Grudgingly, I can appreciate some of the craft in this movie that I was probably willfully blind to a decade ago. Bigelow uses hand-held cameras and an incredible 100:1 shooting ratio to make this film feel real – almost like a documentary. It’s also relentless. One scene barely ends before the next bout of trouble is upon us, usually already in motion.
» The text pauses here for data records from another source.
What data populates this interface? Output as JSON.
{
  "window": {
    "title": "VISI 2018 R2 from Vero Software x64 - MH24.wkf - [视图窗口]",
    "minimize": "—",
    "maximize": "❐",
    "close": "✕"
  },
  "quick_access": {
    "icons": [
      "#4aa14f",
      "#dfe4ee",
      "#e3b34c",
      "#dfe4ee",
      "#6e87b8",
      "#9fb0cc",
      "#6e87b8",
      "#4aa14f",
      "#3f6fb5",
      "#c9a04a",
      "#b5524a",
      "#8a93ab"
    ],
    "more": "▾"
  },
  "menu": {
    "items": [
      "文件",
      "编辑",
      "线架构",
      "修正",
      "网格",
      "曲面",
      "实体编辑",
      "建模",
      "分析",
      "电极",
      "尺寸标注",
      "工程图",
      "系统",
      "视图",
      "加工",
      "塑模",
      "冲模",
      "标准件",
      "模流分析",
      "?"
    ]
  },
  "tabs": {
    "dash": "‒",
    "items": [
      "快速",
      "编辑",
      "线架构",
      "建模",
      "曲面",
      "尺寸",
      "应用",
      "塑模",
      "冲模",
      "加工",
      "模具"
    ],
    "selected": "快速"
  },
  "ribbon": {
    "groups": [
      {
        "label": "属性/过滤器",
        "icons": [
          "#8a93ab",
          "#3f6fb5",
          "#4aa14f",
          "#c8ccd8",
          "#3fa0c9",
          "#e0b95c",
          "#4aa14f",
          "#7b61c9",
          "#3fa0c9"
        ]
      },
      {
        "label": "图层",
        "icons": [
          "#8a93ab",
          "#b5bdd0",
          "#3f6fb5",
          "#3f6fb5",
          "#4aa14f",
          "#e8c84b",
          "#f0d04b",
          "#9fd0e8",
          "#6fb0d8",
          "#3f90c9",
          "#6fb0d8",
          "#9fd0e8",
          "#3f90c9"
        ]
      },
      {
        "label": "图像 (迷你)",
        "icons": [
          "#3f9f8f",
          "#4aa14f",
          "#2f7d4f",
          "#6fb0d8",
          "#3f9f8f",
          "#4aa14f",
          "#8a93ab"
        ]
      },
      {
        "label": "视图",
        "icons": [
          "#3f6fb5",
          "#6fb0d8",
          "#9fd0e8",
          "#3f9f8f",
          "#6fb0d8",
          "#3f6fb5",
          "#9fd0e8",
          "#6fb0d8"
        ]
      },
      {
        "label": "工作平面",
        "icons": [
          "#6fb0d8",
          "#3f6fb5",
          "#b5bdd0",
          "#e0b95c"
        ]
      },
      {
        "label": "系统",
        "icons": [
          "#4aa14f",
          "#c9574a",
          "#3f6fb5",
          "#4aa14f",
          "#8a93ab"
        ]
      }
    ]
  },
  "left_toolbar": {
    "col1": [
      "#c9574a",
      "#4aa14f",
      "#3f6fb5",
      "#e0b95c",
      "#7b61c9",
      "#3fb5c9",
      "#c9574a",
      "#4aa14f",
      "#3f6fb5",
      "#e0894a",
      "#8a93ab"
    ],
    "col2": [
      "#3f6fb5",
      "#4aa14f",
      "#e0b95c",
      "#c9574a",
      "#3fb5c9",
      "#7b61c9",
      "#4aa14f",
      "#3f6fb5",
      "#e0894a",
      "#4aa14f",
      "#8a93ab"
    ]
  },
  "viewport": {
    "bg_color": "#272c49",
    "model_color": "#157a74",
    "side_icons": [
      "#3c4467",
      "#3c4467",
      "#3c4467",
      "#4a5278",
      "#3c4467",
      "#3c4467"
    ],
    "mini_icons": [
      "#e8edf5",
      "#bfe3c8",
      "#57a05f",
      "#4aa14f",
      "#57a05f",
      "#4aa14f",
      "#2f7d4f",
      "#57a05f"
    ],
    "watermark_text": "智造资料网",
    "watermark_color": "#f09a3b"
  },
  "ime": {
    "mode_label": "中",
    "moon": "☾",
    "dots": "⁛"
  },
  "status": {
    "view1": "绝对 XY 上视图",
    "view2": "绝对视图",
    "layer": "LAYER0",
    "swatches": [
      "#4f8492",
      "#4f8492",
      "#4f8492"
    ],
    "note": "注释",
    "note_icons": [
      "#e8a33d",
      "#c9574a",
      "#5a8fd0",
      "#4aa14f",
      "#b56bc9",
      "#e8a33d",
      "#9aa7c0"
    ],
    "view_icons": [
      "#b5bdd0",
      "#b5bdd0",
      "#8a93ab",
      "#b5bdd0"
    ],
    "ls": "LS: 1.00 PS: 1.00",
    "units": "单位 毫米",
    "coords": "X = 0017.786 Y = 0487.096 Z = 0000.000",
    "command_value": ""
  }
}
I like the ending, what it reveals of James’ character – namely, that he’s happiest when he’s staring a ticking bomb in the face. But that’s essentially also my problem with the film. That his disregard for his own life is going to get everyone else in his company killed along with him. That their only move toward self-preservation is to kill him. Imagine being in Baghdad and contemplating that. That his risk taking and complete indifference to the rules somehow make him this bomb cowboy action hero when in fact, in real life, it makes him a moron and a liability. Personally I rooted against this guy, this “hero” because as much as I don’t really love watching people get turned into jam, at least it would give the rest of this unit a fighting chance. War is tough enough as it is. We don’t need to “up the ante” on a bomb squad in an active war zone. That should have been enough. Crazed war junkies intent on obliterating themselves likely would have been weeded out back in basic. The Hurt Locker is just punishing, and I get that the Academy didn’t want to give Best Picture to Avatar (I haven’t seen that one at all), but, ahem, I do believe Up was also in the running that year.